I can prove it "by picture" by drawing a picture of a circle of radius $|z|$ centered at $(0, 1)$. Then $1 - |z|$ is the length from the origin to the intersection of the circle with the x-axis (to the left). $|1 - z|$ is length from the origin to any point on the circle.
However, I'm having trouble proving this algebraically / with words (aka not proof by picture).
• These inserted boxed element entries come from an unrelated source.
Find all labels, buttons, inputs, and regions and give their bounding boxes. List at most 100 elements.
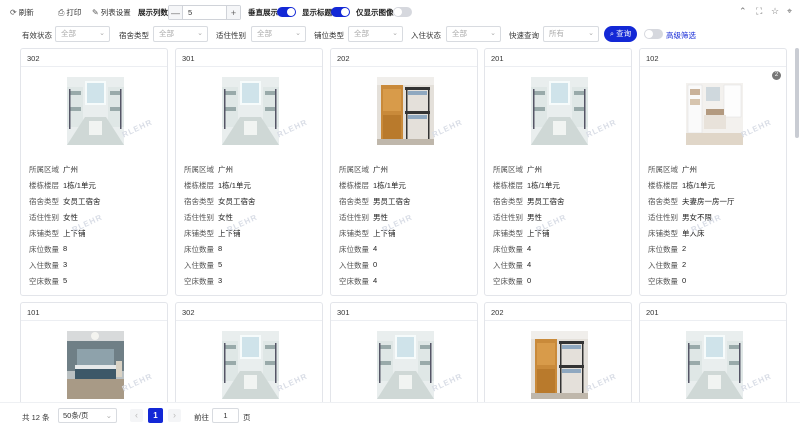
property-label: 宿舍类型 bbox=[29, 197, 59, 206]
property-label: 所属区域 bbox=[29, 165, 59, 174]
status-select[interactable]: 全部 ⌄ bbox=[55, 26, 110, 42]
property-label: 适住性别 bbox=[184, 213, 214, 222]
card-title: 202 bbox=[337, 54, 350, 63]
collapse-icon[interactable]: ⌃ bbox=[739, 6, 747, 17]
property-label: 楼栋楼层 bbox=[339, 181, 369, 190]
property-label: 宿舍类型 bbox=[493, 197, 523, 206]
property-value: 1栋/1单元 bbox=[218, 181, 251, 190]
query-button[interactable]: ⌕ 查询 bbox=[604, 26, 637, 42]
search-icon: ⌕ bbox=[609, 29, 615, 38]
page-size-select[interactable]: 50条/页 ⌄ bbox=[58, 408, 117, 423]
room-card[interactable]: 301 所属区域 广州 楼栋楼层 1栋/1单元 宿舍类型 女员工宿舍 适住性别 女性 床铺类型 上下… bbox=[175, 48, 323, 296]
room-photo[interactable] bbox=[531, 77, 588, 145]
room-photo[interactable] bbox=[67, 331, 124, 399]
property-label: 宿舍类型 bbox=[648, 197, 678, 206]
vertical-toggle[interactable] bbox=[277, 7, 296, 17]
dorm-type-filter-label: 宿舍类型 bbox=[119, 31, 149, 40]
card-title: 101 bbox=[27, 308, 40, 317]
room-card[interactable]: 101 RLEHR bbox=[20, 302, 168, 412]
room-card[interactable]: 202 所属区域 广州 楼栋楼层 1栋/1单元 宿舍类型 男员工宿舍 适住性别 男性 床铺类型 上下… bbox=[330, 48, 478, 296]
show-title-toggle[interactable] bbox=[331, 7, 350, 17]
room-card[interactable]: 202 RLEHR bbox=[484, 302, 632, 412]
room-card[interactable]: 102 2 所属区域 广州 楼栋楼层 1栋/1单元 宿舍类型 夫妻房一房一厅 适住性别 男女不限床… bbox=[639, 48, 787, 296]
columns-label: 展示列数 bbox=[138, 8, 168, 17]
chevron-down-icon: ⌄ bbox=[295, 30, 301, 37]
scrollbar[interactable] bbox=[795, 48, 799, 138]
property-label: 入住数量 bbox=[648, 261, 678, 270]
divider bbox=[331, 66, 477, 67]
room-photo[interactable] bbox=[377, 77, 434, 145]
fullscreen-icon[interactable]: ⛶ bbox=[756, 6, 762, 17]
edit-icon: ✎ bbox=[92, 8, 99, 17]
watermark: RLEHR bbox=[275, 117, 309, 140]
advanced-toggle[interactable] bbox=[644, 29, 663, 39]
property-value: 广州 bbox=[63, 165, 78, 174]
room-photo[interactable] bbox=[222, 331, 279, 399]
divider bbox=[485, 320, 631, 321]
occupancy-select[interactable]: 全部 ⌄ bbox=[446, 26, 501, 42]
property-label: 床铺类型 bbox=[184, 229, 214, 238]
card-title: 102 bbox=[646, 54, 659, 63]
star-icon[interactable]: ☆ bbox=[771, 6, 779, 17]
property-value: 男员工宿舍 bbox=[527, 197, 565, 206]
property-label: 楼栋楼层 bbox=[184, 181, 214, 190]
quick-select[interactable]: 所有 ⌄ bbox=[543, 26, 599, 42]
room-card[interactable]: 302 RLEHR bbox=[175, 302, 323, 412]
property-value: 1栋/1单元 bbox=[527, 181, 560, 190]
property-label: 楼栋楼层 bbox=[493, 181, 523, 190]
room-photo[interactable] bbox=[222, 77, 279, 145]
room-card[interactable]: 201 所属区域 广州 楼栋楼层 1栋/1单元 宿舍类型 男员工宿舍 适住性别 男性 床铺类型 上下… bbox=[484, 48, 632, 296]
list-settings-button[interactable]: ✎ 列表设置 bbox=[92, 7, 131, 18]
property-label: 空床数量 bbox=[29, 277, 59, 286]
goto-label: 前往 bbox=[194, 413, 209, 422]
bed-type-filter-label: 铺位类型 bbox=[314, 31, 344, 40]
room-photo[interactable] bbox=[377, 331, 434, 399]
property-label: 入住数量 bbox=[339, 261, 369, 270]
property-value: 2 bbox=[682, 244, 687, 253]
dorm-type-select[interactable]: 全部 ⌄ bbox=[153, 26, 208, 42]
property-label: 床铺类型 bbox=[339, 229, 369, 238]
stepper-value[interactable]: 5 bbox=[183, 6, 226, 19]
property-value: 4 bbox=[527, 244, 532, 253]
stepper-plus-button[interactable]: + bbox=[226, 6, 240, 19]
room-photo[interactable] bbox=[686, 331, 743, 399]
watermark: RLEHR bbox=[120, 117, 154, 140]
bed-type-select[interactable]: 全部 ⌄ bbox=[348, 26, 403, 42]
property-label: 床位数量 bbox=[184, 245, 214, 254]
card-title: 302 bbox=[27, 54, 40, 63]
current-page[interactable]: 1 bbox=[148, 408, 163, 423]
property-label: 床位数量 bbox=[339, 245, 369, 254]
property-label: 适住性别 bbox=[29, 213, 59, 222]
refresh-icon: ⟳ bbox=[10, 8, 17, 17]
property-value: 3 bbox=[218, 276, 223, 285]
room-photo[interactable] bbox=[531, 331, 588, 399]
quick-filter-label: 快速查询 bbox=[509, 31, 539, 40]
property-value: 1栋/1单元 bbox=[63, 181, 96, 190]
prev-page-button[interactable]: ‹ bbox=[130, 409, 143, 422]
goto-page-input[interactable]: 1 bbox=[212, 408, 239, 423]
room-card[interactable]: 201 RLEHR bbox=[639, 302, 787, 412]
watermark: RLEHR bbox=[584, 117, 618, 140]
filter-bar: 有效状态 全部 ⌄ 宿舍类型 全部 ⌄ 适住性别 全部 ⌄ 铺位类型 全部 ⌄ 入住状态… bbox=[0, 26, 800, 44]
divider bbox=[21, 66, 167, 67]
next-page-button[interactable]: › bbox=[168, 409, 181, 422]
only-image-toggle[interactable] bbox=[393, 7, 412, 17]
room-photo[interactable] bbox=[686, 77, 743, 145]
room-card[interactable]: 302 所属区域 广州 楼栋楼层 1栋/1单元 宿舍类型 女员工宿舍 适住性别 女性 床铺类型 上下… bbox=[20, 48, 168, 296]
refresh-button[interactable]: ⟳ 刷新 bbox=[10, 7, 34, 18]
divider bbox=[21, 320, 167, 321]
stepper-minus-button[interactable]: — bbox=[169, 6, 183, 19]
card-title: 201 bbox=[646, 308, 659, 317]
pin-icon[interactable]: ⌖ bbox=[787, 6, 792, 17]
print-button[interactable]: ⎙ 打印 bbox=[58, 7, 81, 18]
watermark: RLEHR bbox=[120, 371, 154, 394]
property-value: 1栋/1单元 bbox=[682, 181, 715, 190]
gender-select[interactable]: 全部 ⌄ bbox=[251, 26, 306, 42]
card-title: 302 bbox=[182, 308, 195, 317]
columns-stepper[interactable]: — 5 + bbox=[168, 5, 241, 20]
property-label: 空床数量 bbox=[493, 277, 523, 286]
property-value: 4 bbox=[373, 244, 378, 253]
property-value: 女性 bbox=[63, 213, 78, 222]
room-card[interactable]: 301 RLEHR bbox=[330, 302, 478, 412]
room-photo[interactable] bbox=[67, 77, 124, 145]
I tried using this picture again and the triangle equality, but that didn't work out.
It is well-known that the triangle inequality
$\vert a + b \vert \le \vert a \vert + \vert b \vert \tag{1}$
implies that
$\vert \vert a \vert - \vert b \vert \vert \le \vert a - b \vert. \tag{2}$
If we apply (2) to the case at hand, taking $a = 1$ and $b = z$, with $\vert z \vert < 1$, we find
$\vert 1 - \vert z \vert \vert \le \vert 1 - z \vert; \tag{3}$
but $\vert z \vert < 1$ implies
$\vert 1 - \vert z \vert \vert = 1 - \vert z \vert > 0, \tag{4}$
and using (4) in (3) yields
$1 - \vert z \vert \le \vert 1 - z \vert, \tag{5}$
which is the desired result.
Note: A proof that (2) follows from (1) may be found here. End of Note.
Hope this helps. Cheers,
and as always,
Fiat Lux!!!
let $z = a + bi$ with $a^2 + b^2 < 1$, then $|1-z| = |1 - (a+bi)| = |1-a + (-b)i| = \sqrt{(1-a)^2 + b^2}$. So we need to prove: $\sqrt{(1-a)^2 + b^2} \geq 1 - \sqrt{a^2 + b^2}$. Squaring both sides of the above inequality we have: $(1-a)^2 + b^2 \geq 1 - 2\sqrt{a^2 + b^2} + a^2 + b^2 \iff -2a \geq -2\sqrt{a^2 + b^2} \iff \sqrt{a^2 + b^2} \geq a$ which is true since $\sqrt{a^2 + b^2} \geq |a| \geq a$.